For months, we regularly spent the evening coaxing him out of consciousness with songs and cradle-rocking — or rather, my wife spent the evening that way, while I wandered aimlessly around the apartment or the Internet. It wasn’t that I didn’t want to help, but after his last feeding, the baby wouldn’t let anybody handle him but his mother.

I argued for a tougher approach, but my wife wouldn’t hear of it. She’s an Italian, and therefore loath to get tough with any child, especially a boy, under the age of 35. Yet as her refusals grew more feeble, and her face more obviously exhausted, I could tell she’d be receptive to an authoritative argument.

That argument finally came from a Catalan physician named Eduard Estivill, whose guide (not yet available in English) to getting kids to sleep is currently a bestseller among desperate Italian parents. He argues that sleeping well does not come spontaneously but is actually a learned skill. Bad habits acquired in infancy, he warns, could mean insomnia and other disorders later on.

Fascinating, I thought, as I skimmed through the analysis to get to the bit that really interested me (along with 99 percent of the book’s readers): the doctor’s technique for achieving the desired result. Basically, it’s a matter of leaving your kid alone in the dark for increasingly long periods till he drops off. If you follow the method, your child is supposed to start hitting the sack without protest within a week.

Naturally this means tears. In our case lots of tears, and once a bout of vomiting. This was not something I enjoyed, but I consoled myself with the thought that we were following doctor’s orders, and that my son never seemed distressed the following morning.

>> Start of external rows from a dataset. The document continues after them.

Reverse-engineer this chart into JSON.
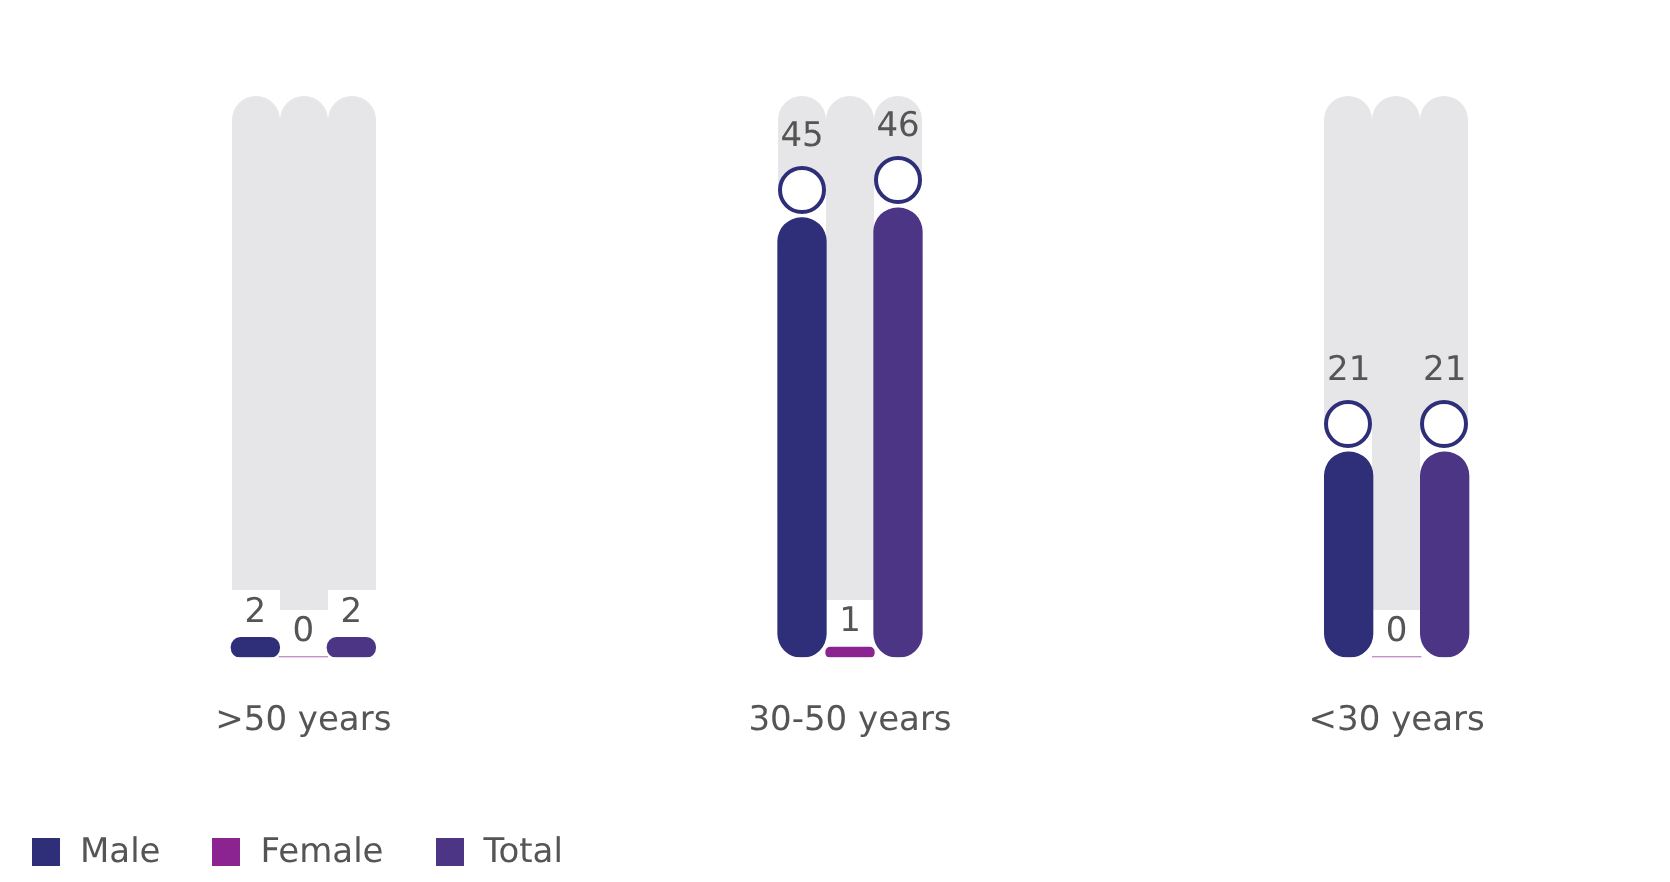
{
  "chart_data": {
    "type": "bar",
    "categories": [
      ">50 years",
      "30-50 years",
      "<30 years"
    ],
    "data_labels": true,
    "legend": "bottom left",
    "series": [
      {
        "name": "Male",
        "color": "#2e2f78",
        "values": [
          2,
          45,
          21
        ]
      },
      {
        "name": "Female",
        "color": "#8b2390",
        "values": [
          0,
          1,
          0
        ]
      },
      {
        "name": "Total",
        "color": "#4d3585",
        "values": [
          2,
          46,
          21
        ]
      }
    ]
  }
}
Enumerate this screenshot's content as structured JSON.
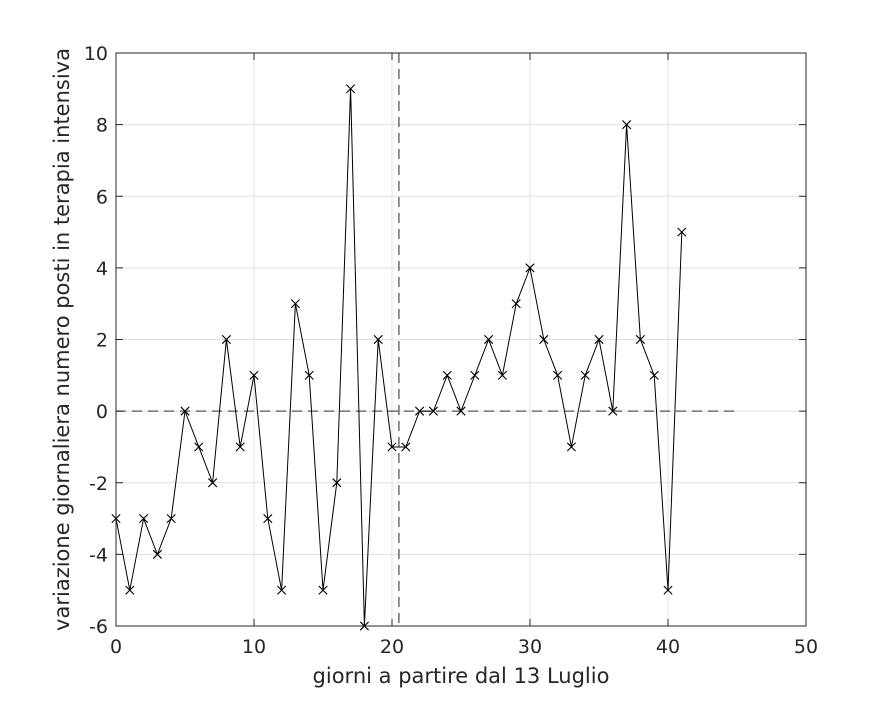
{
  "chart_data": {
    "type": "line",
    "title": "",
    "xlabel": "giorni a partire dal 13 Luglio",
    "ylabel": "variazione giornaliera numero posti in terapia intensiva",
    "xlim": [
      0,
      50
    ],
    "ylim": [
      -6,
      10
    ],
    "xticks": [
      0,
      10,
      20,
      30,
      40,
      50
    ],
    "yticks": [
      -6,
      -4,
      -2,
      0,
      2,
      4,
      6,
      8,
      10
    ],
    "grid": true,
    "legend": "none",
    "series": [
      {
        "marker": "x",
        "color": "#000000",
        "x": [
          0,
          1,
          2,
          3,
          4,
          5,
          6,
          7,
          8,
          9,
          10,
          11,
          12,
          13,
          14,
          15,
          16,
          17,
          18,
          19,
          20,
          21,
          22,
          23,
          24,
          25,
          26,
          27,
          28,
          29,
          30,
          31,
          32,
          33,
          34,
          35,
          36,
          37,
          38,
          39,
          40,
          41
        ],
        "y": [
          -3,
          -5,
          -3,
          -4,
          -3,
          0,
          -1,
          -2,
          2,
          -1,
          1,
          -3,
          -5,
          3,
          1,
          -5,
          -2,
          9,
          -6,
          2,
          -1,
          -1,
          0,
          0,
          1,
          0,
          1,
          2,
          1,
          3,
          4,
          2,
          1,
          -1,
          1,
          2,
          0,
          8,
          2,
          1,
          -5,
          5
        ]
      }
    ],
    "reference_lines": [
      {
        "orientation": "horizontal",
        "value": 0,
        "from": 0,
        "to": 45,
        "style": "dashed",
        "color": "#555555"
      },
      {
        "orientation": "vertical",
        "value": 20.5,
        "style": "dashed",
        "color": "#555555"
      }
    ]
  }
}
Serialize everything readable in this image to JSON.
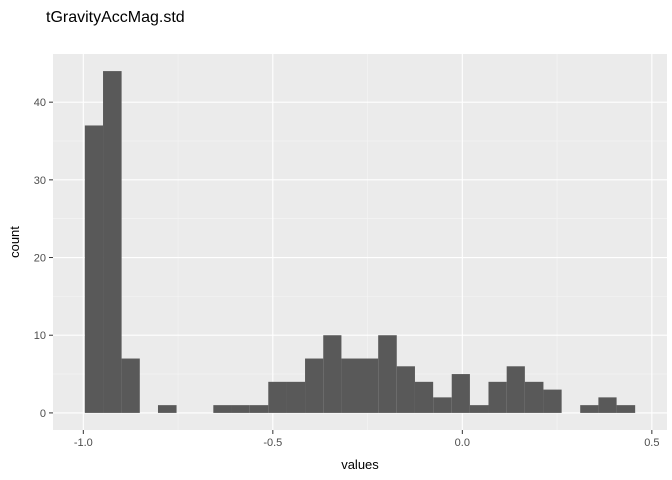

In fact, he seemed more comfortable with me, now that I was taking part in his bedtime. My contribution to the process was a one-act play, performed with plastic toys, about a puppy who cheerfully goes to sleep whenever his mother tells him to. Far cruder propaganda than Goodnight Moon, but the audience seemed to enjoy it. (I also discovered that my voice could be a powerful soporific, though my wife claimed she’d told me this many times before.)

After two weeks under this regime, the baby was still screaming himself to sleep, though sometimes in as little as two minutes. He might then stay asleep for as long as 11 hours straight. Pleased with our progress, I was willing to give the method another few weeks to work perfectly; but for my wife, every tear the baby shed was like a drop of her own blood.

When we moved to a new city — and thus destroyed the familiar atmosphere that is a key element in Estivill’s method — my wife insisted that we suspend the regimen. And of course we never resumed it. Yet somehow the schedule that we imposed then is still in force. A quick reading of Goodnight Moon and a few minutes of rocking is all it takes to get him snoozing now.

My wife claims that this proves we didn’t need such brutality in the first place. I say it vindicates the good doctor’s approach. No doubt we’ll be arguing this way, about one thing or another, for the rest of our son’s upbringing. Let’s hope that future arguments are equally inconsequential. The happy ending to this episode is that the boy sleeps. So I can stay awake and catch up on my work.